Комнатушка. На столе коптит гильза от снаряда малокалиберной пушки. Непривычно тихо.
Передо мной Малик Габдуллин, политрук Тулегена. Он сидит на табурете, опираясь на край стола, и перелистывает мелко исписанную общую тетрадь. Рядом с ним, в телогрейке, без шапки — широкоплечий великан с продолговатым лицом и отмороженным кончиком длинного прямого носа — Балтабек Джетписбаев, комсорг полка. Он сидит, полуприкрыв глаза усталыми, веками. Я слышал о нем как о любимом вожаке молодежи полка. Офицеры называли этого детину ласкательно — Балташ или почтительно — Балтаэке. Как-то я спросил комиссара, чем комсорг заслужил всеобщую любовь. Мухаммедьяров коротко ответил: «Простотой, искренностью, честностью».
Вот комиссар батальона Трофимов. Его белесые брови потемнели, глаза, как у близорукого, щурятся от усталости; он осунулся, оброс, вместо слов из его простуженного горла вырываются рваные хрипы. Ушанка небрежно откинута назад, пальцы его крутят очередную газетную самокрутку.
Четвертый — командир батальона, капитан Гундилович, блондин с обветренным лицом и немного отвисшей нижней губой. Он очень похудел, орлиный нос и острый подбородок слишком выделяются на его утомленном лице, красивые голубые глаза провалились.
Мы молчим и думаем о Тулегене. Я хочу увидеть героя, ищу его лицо среди тысячи лиц бойцов нашего полка. Лица мелькают в моей памяти, но ни на одном из них я не могу сосредоточиться. Я мучаюсь, что не запомнил его. Габдуллин напоминает мне о наших встречах с Тулегеном, но мне кажется, что я с ним никогда не встречался.
— Вот, товарищ командир, комсомольский билет и заявление Тулегена Тохтарова о приеме его в партию... он подал его тогда, перед боем, — Малик передает мне небольшой листок бумаги и тонкую книжечку.
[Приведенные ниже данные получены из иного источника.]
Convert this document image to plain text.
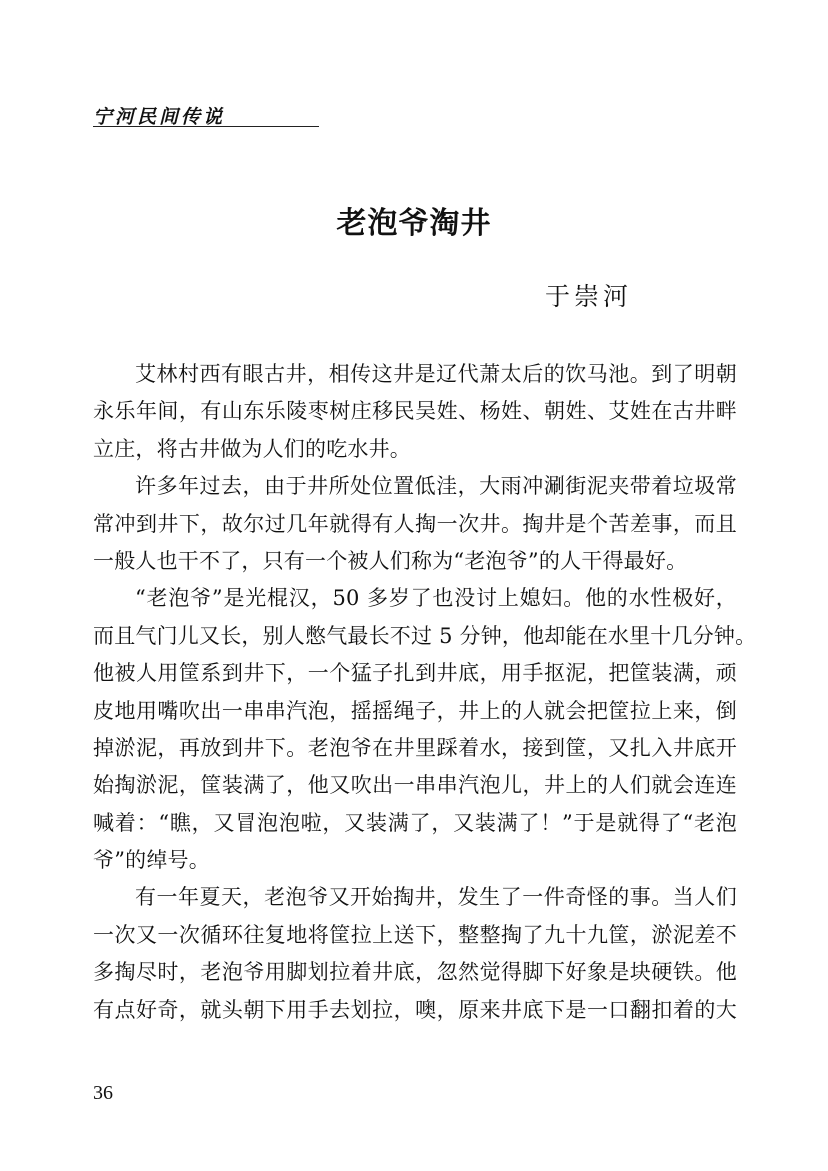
宁河民间传说
老泡爷淘井
于崇河
艾林村西有眼古井，相传这井是辽代萧太后的饮马池。到了明朝
永乐年间，有山东乐陵枣树庄移民吴姓、杨姓、朝姓、艾姓在古井畔
立庄，将古井做为人们的吃水井。
许多年过去，由于井所处位置低洼，大雨冲涮街泥夹带着垃圾常
常冲到井下，故尔过几年就得有人掏一次井。掏井是个苦差事，而且
一般人也干不了，只有一个被人们称为“老泡爷”的人干得最好。
“老泡爷”是光棍汉，50 多岁了也没讨上媳妇。他的水性极好，
而且气门儿又长，别人憋气最长不过 5 分钟，他却能在水里十几分钟。
他被人用筐系到井下，一个猛子扎到井底，用手抠泥，把筐装满，顽
皮地用嘴吹出一串串汽泡，摇摇绳子，井上的人就会把筐拉上来，倒
掉淤泥，再放到井下。老泡爷在井里踩着水，接到筐，又扎入井底开
始掏淤泥，筐装满了，他又吹出一串串汽泡儿，井上的人们就会连连
喊着：“瞧，又冒泡泡啦，又装满了，又装满了！”于是就得了“老泡
爷”的绰号。
有一年夏天，老泡爷又开始掏井，发生了一件奇怪的事。当人们
一次又一次循环往复地将筐拉上送下，整整掏了九十九筐，淤泥差不
多掏尽时，老泡爷用脚划拉着井底，忽然觉得脚下好象是块硬铁。他
有点好奇，就头朝下用手去划拉，噢，原来井底下是一口翻扣着的大
36
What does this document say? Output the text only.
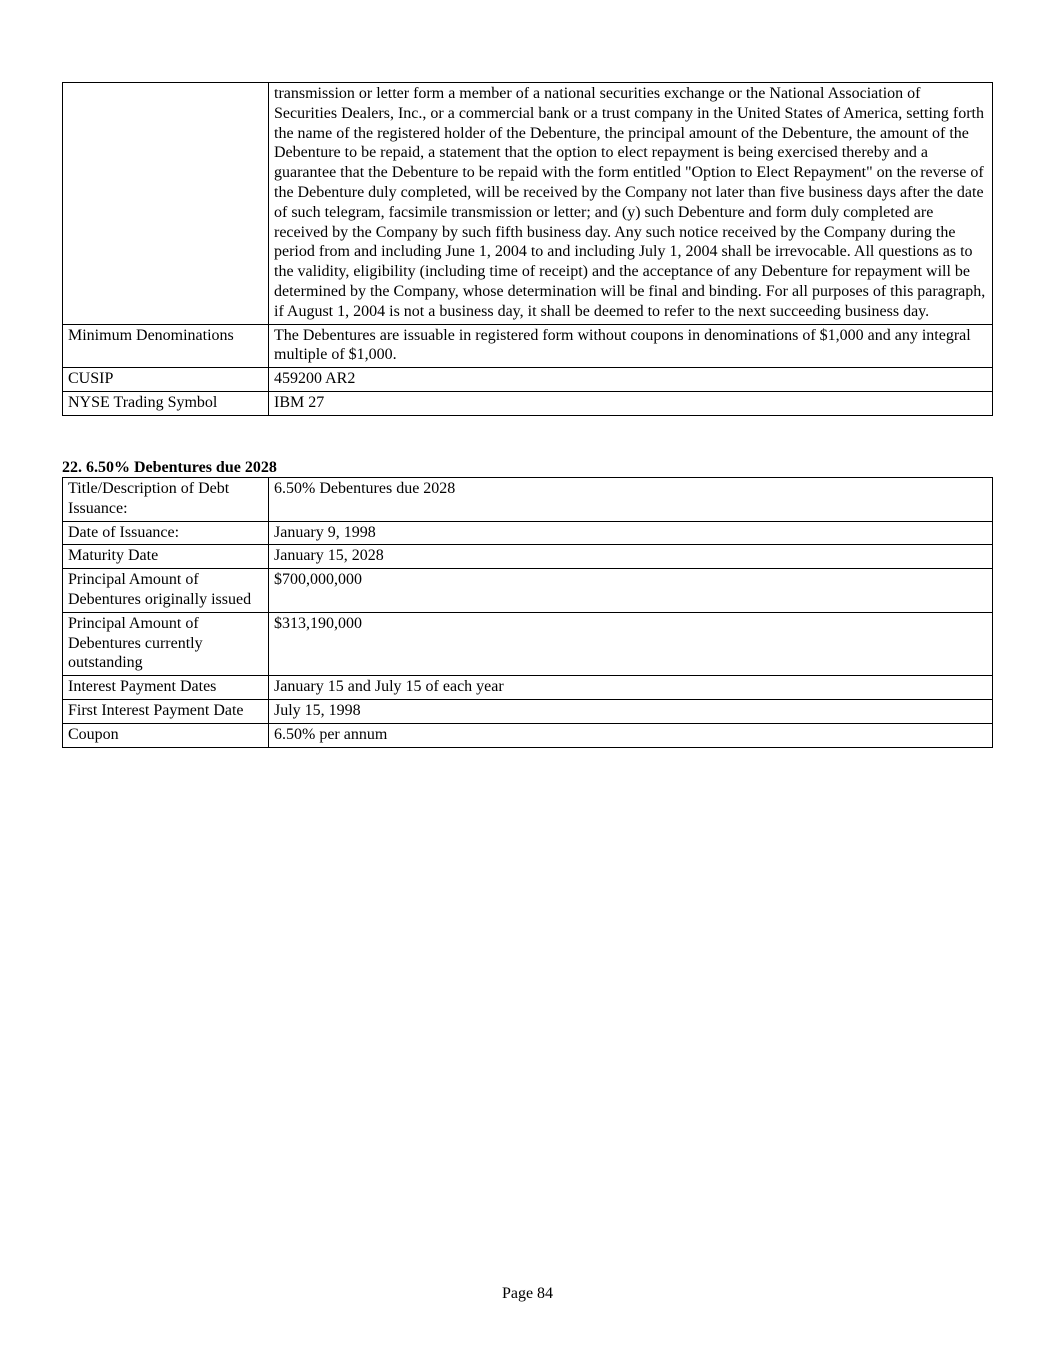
	transmission or letter form a member of a national securities exchange or the National Association of Securities Dealers, Inc., or a commercial bank or a trust company in the United States of America, setting forth the name of the registered holder of the Debenture, the principal amount of the Debenture, the amount of the Debenture to be repaid, a statement that the option to elect repayment is being exercised thereby and a guarantee that the Debenture to be repaid with the form entitled "Option to Elect Repayment" on the reverse of the Debenture duly completed, will be received by the Company not later than five business days after the date of such telegram, facsimile transmission or letter; and (y) such Debenture and form duly completed are received by the Company by such fifth business day. Any such notice received by the Company during the period from and including June 1, 2004 to and including July 1, 2004 shall be irrevocable. All questions as to the validity, eligibility (including time of receipt) and the acceptance of any Debenture for repayment will be determined by the Company, whose determination will be final and binding. For all purposes of this paragraph, if August 1, 2004 is not a business day, it shall be deemed to refer to the next succeeding business day.
Minimum Denominations	The Debentures are issuable in registered form without coupons in denominations of $1,000 and any integral multiple of $1,000.
CUSIP	459200 AR2
NYSE Trading Symbol	IBM 27
22. 6.50% Debentures due 2028
Title/Description of Debt Issuance:	6.50% Debentures due 2028
Date of Issuance:	January 9, 1998
Maturity Date	January 15, 2028
Principal Amount of Debentures originally issued	$700,000,000
Principal Amount of Debentures currently outstanding	$313,190,000
Interest Payment Dates	January 15 and July 15 of each year
First Interest Payment Date	July 15, 1998
Coupon	6.50% per annum
Page 84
Я раскрываю с трепетом комсомольский билет Тулегена — этот идейный паспорт большинства нашей молодежи. Из нижнего угла книжки на меня смотрит открытое лицо юноши с правильными чертами, с высоким лбом и отброшенною назад копною густых черных волос. Прямой и ясный взгляд... Какое тонкое и умное лицо у этого рабочего парня!